Canadian Stage/Citadel Theatre, February 6 to 25

In today’s politically and socially divided world, can a family simply break bread over Thanksgiving without coming apart? So asks Stephen Karam‘s deceptively simple script, which, in director Jackie Maxwell‘s taut production, became a funny, moving and cathartic look at life in post-9/11 America.

9. Krapp’s Last Tape

Singing Swan, with support from Theatre Passe Muraille and Wylie Pig, January 17 to February 11 and October 4 to 21

Samuel Beckett‘s monologue about memory, aging and thwarted ambitions became, in Mac Fyfe‘s burnished production, a fitting tribute both to Theatre Passe Muraille, celebrating its 50th anniversary, and actor Bob Nasmith, one of the company’s original artists. Nasmith nailed his character’s slapstick moments, but it was the image of him staring into space and listening to his younger self that will haunt me for years.

10. Morro And Jasp: Save The Date

U.N.I.T. Productions/Fringe, July 6 to 15

When Jasp (Amy Lee) prepares for her wedding, Morro (Heather Marie Annis) feels left out in this latest installment of the ongoing saga of the clown siblings’ lives. While the show took hilarious shots at everything bridal – from TV shows to bachelorette parties to a certain Royal wedding – the pair and director Byron Laviolette understood that the heightened emotional stakes deepened the laughs.

Dramatic disappointments

40 DAYS AND 40 NIGHTS It felt that long watching this smarmy show about lovers sharing their profound love with us after a consciousness-raising trip to India.

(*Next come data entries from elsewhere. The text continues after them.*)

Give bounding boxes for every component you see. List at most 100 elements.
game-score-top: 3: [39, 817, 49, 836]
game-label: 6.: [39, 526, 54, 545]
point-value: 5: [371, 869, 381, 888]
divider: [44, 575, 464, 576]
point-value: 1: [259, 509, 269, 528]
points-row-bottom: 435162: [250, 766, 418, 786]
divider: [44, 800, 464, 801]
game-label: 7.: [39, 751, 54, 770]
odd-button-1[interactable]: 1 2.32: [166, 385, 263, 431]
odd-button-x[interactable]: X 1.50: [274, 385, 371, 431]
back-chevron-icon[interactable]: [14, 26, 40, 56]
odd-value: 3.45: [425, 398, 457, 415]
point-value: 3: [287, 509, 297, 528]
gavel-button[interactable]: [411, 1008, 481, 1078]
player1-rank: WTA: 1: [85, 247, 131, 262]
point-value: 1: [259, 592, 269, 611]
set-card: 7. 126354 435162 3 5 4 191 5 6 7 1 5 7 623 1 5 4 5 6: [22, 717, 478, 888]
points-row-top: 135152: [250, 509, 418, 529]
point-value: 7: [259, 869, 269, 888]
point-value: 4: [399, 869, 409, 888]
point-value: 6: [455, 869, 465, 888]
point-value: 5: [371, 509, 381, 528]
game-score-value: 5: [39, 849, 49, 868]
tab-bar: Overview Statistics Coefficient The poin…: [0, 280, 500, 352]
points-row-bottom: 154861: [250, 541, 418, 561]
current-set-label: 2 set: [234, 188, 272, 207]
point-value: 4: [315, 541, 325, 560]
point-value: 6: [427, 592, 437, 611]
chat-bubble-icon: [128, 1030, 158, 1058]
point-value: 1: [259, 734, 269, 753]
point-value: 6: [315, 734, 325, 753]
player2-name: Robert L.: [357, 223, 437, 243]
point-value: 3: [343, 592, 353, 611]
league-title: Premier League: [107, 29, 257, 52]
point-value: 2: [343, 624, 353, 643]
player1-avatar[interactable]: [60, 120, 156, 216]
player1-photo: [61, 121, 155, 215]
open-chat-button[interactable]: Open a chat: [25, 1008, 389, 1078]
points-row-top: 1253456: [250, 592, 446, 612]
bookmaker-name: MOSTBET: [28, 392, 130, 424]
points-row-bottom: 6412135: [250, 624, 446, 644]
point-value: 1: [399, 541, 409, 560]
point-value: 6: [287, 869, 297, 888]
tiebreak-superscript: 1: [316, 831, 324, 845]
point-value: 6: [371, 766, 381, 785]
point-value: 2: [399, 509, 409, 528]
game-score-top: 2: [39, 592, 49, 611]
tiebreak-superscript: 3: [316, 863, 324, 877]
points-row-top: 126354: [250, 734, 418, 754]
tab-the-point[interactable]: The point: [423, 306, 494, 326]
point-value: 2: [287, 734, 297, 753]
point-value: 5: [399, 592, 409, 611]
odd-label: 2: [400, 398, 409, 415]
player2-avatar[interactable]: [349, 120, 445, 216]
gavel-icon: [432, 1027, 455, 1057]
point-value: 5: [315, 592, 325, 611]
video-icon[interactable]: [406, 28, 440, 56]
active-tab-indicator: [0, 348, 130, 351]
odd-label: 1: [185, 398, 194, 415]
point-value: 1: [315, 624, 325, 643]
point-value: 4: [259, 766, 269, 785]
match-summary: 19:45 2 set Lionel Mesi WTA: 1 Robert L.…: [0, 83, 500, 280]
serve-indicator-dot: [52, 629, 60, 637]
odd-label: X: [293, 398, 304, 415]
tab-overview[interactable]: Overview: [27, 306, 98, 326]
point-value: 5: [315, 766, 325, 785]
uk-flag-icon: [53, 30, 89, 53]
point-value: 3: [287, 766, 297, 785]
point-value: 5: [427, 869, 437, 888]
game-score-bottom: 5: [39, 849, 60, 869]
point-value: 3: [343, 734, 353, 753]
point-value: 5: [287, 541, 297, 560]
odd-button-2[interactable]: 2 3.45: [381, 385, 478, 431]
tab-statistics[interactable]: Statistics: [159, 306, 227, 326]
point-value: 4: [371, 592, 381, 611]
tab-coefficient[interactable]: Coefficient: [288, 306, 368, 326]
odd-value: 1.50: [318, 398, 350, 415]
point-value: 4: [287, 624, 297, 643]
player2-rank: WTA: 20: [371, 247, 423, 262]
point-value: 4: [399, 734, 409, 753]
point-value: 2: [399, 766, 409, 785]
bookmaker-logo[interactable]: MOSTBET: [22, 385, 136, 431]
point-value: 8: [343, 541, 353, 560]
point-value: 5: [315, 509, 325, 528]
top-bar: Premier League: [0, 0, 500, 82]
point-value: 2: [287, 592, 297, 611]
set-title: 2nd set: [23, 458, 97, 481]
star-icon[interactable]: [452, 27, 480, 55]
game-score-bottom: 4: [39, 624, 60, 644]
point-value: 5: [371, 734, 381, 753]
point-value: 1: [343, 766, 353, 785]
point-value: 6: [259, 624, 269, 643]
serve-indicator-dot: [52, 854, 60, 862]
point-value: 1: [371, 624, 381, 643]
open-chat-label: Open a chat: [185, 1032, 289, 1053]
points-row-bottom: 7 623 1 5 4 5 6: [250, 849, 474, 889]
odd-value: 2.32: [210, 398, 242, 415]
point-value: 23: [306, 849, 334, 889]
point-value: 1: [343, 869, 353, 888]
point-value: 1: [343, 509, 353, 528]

ACHA BACHA This script set in GTAs South Asian community about a queer couple dealing with family issues and former trauma needed a few more drafts.

SCHOOL OF ROCK needed to learn that we were there to see the kids, not misogynist man-boys.

CHARLIE AND THE CHOCOLATE FACTORY cranked out scenes of horrific violence instead of pure imagination.

ANNIE Sometimes, kids, the sun never comes out on tired revivals.